Abstract

Currently, many software companies are looking to assemble a team of experts who can collaboratively carry out an assigned project in an agile manner. The most ideal members for an agile team are T-shaped experts, who not only have expertise in one skill-area but also have general knowledge in a number of related skill-areas. Existing related methods have only used some heuristic non-machine learning models to form an agile team from candidates, while machine learning has been successful in similar tasks. In addition, they have only used the number of candidates’ documents in various skill-areas as a resource to estimate the candidates’ T-shaped knowledge to work in an agile team, while the content of their documents is also very important. To this end, we propose a multi-step method that rectifies the drawbacks mentioned. In this method, we first pick out the best possible candidates using a state-of-the-art model, then we re-estimate their relevant knowledge for working in the team with the help of a deep learning model, which uses the content of the candidates’ posts on StackOverflow.

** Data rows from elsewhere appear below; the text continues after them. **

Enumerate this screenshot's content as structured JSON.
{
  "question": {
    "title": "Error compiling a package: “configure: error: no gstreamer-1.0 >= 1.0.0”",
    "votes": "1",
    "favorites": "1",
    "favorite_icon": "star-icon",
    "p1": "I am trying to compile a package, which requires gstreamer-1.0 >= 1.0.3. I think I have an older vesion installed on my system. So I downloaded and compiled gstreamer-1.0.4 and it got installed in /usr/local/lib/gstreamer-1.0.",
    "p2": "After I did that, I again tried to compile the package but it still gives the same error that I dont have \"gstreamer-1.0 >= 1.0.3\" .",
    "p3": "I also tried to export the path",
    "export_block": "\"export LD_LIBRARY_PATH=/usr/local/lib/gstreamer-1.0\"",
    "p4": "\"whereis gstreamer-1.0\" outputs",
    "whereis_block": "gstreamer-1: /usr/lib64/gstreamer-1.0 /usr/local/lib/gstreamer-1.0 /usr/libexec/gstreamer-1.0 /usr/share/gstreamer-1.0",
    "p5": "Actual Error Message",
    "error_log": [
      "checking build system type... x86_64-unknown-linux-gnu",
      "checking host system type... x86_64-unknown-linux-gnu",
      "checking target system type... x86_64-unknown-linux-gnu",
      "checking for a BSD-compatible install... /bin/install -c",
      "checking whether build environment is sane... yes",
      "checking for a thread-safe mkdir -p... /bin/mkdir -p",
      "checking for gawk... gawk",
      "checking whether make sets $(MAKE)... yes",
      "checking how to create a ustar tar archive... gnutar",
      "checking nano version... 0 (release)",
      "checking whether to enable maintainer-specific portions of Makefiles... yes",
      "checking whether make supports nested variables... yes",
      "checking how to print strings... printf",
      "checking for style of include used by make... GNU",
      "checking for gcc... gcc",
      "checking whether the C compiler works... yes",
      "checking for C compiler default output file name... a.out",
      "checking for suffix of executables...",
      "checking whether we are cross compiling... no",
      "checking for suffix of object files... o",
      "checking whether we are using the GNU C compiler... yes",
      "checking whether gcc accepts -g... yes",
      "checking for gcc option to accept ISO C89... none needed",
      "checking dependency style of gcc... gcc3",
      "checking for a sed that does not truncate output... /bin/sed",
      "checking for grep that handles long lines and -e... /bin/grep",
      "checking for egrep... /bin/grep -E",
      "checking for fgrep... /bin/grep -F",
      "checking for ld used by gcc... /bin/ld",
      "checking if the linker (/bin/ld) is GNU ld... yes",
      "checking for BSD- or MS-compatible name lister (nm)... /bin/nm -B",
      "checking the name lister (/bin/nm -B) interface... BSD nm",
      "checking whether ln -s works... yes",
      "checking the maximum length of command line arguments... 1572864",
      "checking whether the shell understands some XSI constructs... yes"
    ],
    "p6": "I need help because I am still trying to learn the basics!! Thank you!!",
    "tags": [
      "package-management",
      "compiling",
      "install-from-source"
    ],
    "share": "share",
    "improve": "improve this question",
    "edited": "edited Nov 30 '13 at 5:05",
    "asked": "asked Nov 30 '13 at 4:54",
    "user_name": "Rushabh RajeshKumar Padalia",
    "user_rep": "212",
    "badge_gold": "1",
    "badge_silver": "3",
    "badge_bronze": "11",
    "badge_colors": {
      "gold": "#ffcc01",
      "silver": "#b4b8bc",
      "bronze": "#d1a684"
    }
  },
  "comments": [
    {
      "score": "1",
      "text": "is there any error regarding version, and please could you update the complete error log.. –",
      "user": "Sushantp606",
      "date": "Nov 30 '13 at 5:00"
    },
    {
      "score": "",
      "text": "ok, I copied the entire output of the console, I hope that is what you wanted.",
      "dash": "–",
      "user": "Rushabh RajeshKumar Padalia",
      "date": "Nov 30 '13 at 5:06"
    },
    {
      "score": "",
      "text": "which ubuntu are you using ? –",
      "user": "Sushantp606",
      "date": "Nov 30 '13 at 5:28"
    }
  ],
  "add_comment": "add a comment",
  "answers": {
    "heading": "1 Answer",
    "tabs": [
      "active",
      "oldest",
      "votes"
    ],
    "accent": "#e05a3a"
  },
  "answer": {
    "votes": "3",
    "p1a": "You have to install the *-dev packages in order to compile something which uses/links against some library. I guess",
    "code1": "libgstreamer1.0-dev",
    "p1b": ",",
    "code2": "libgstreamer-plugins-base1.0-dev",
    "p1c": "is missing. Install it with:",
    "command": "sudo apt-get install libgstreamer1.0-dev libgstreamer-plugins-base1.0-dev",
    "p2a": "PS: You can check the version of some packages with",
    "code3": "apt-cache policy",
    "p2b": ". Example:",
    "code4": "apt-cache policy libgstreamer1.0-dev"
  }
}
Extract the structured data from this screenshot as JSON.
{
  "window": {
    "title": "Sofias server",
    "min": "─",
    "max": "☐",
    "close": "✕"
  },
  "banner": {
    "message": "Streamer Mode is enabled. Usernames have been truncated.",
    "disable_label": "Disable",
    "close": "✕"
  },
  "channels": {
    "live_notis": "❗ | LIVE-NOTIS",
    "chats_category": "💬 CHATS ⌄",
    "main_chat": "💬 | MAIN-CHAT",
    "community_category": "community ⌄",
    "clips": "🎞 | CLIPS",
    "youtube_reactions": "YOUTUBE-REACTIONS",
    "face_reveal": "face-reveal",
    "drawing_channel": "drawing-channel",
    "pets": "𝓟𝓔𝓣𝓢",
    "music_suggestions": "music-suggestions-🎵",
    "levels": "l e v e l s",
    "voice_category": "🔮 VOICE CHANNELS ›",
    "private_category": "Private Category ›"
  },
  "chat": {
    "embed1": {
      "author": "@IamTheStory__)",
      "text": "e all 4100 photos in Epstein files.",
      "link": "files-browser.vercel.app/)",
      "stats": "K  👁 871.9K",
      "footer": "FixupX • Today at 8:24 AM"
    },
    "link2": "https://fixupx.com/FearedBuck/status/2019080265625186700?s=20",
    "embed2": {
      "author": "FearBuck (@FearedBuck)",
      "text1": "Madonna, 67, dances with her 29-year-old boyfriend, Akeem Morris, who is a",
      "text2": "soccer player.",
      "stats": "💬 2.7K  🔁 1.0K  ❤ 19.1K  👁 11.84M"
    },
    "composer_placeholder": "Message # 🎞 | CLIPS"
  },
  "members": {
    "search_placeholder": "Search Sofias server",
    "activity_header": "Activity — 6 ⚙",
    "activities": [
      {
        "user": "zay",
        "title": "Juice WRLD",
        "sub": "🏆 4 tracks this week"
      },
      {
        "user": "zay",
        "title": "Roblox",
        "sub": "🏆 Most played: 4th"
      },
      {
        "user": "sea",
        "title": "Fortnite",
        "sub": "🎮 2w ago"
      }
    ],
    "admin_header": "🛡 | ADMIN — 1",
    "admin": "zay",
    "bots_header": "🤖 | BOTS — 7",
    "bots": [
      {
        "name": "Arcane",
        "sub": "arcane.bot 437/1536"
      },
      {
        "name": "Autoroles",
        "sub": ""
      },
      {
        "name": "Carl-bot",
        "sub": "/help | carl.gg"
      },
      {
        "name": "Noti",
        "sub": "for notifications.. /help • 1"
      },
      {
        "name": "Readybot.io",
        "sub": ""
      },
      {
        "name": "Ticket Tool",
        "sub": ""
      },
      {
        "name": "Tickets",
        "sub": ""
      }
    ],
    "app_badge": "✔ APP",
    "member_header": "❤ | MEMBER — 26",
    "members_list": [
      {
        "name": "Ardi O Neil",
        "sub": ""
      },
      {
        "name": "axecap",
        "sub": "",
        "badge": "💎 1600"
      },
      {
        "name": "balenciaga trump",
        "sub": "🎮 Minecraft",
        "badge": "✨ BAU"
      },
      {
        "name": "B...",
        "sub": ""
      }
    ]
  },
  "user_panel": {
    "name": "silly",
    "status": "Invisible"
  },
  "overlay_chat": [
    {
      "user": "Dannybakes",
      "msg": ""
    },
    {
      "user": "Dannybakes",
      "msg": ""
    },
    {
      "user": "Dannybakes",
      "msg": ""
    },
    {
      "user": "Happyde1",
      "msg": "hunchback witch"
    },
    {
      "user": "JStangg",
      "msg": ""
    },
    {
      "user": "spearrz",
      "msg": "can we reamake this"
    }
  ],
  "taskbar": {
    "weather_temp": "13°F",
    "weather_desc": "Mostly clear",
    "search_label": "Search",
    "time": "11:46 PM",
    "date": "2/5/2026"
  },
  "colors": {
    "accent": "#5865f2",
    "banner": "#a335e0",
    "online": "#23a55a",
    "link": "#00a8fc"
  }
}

Finally, we select the best possible members for the given agile team from among these candidates using an integer linear programming model. We perform our experiments on two large datasets C# and Java, which comprise 2,217,366 and 2,320,883 posts from StackOverflow, respectively. On datasets C# and Java, our method selects, respectively, 68.6% and 55.2% of the agile team members from among T-shaped experts, while the best baseline method only selects, respectively, 49.1% and 40.2% of the agile team members from among T-shaped experts. In addition, the results show that our method outperforms the best baseline method by 8.1% and 11.4% in terms of F-measure on datasets C# and Java, respectively.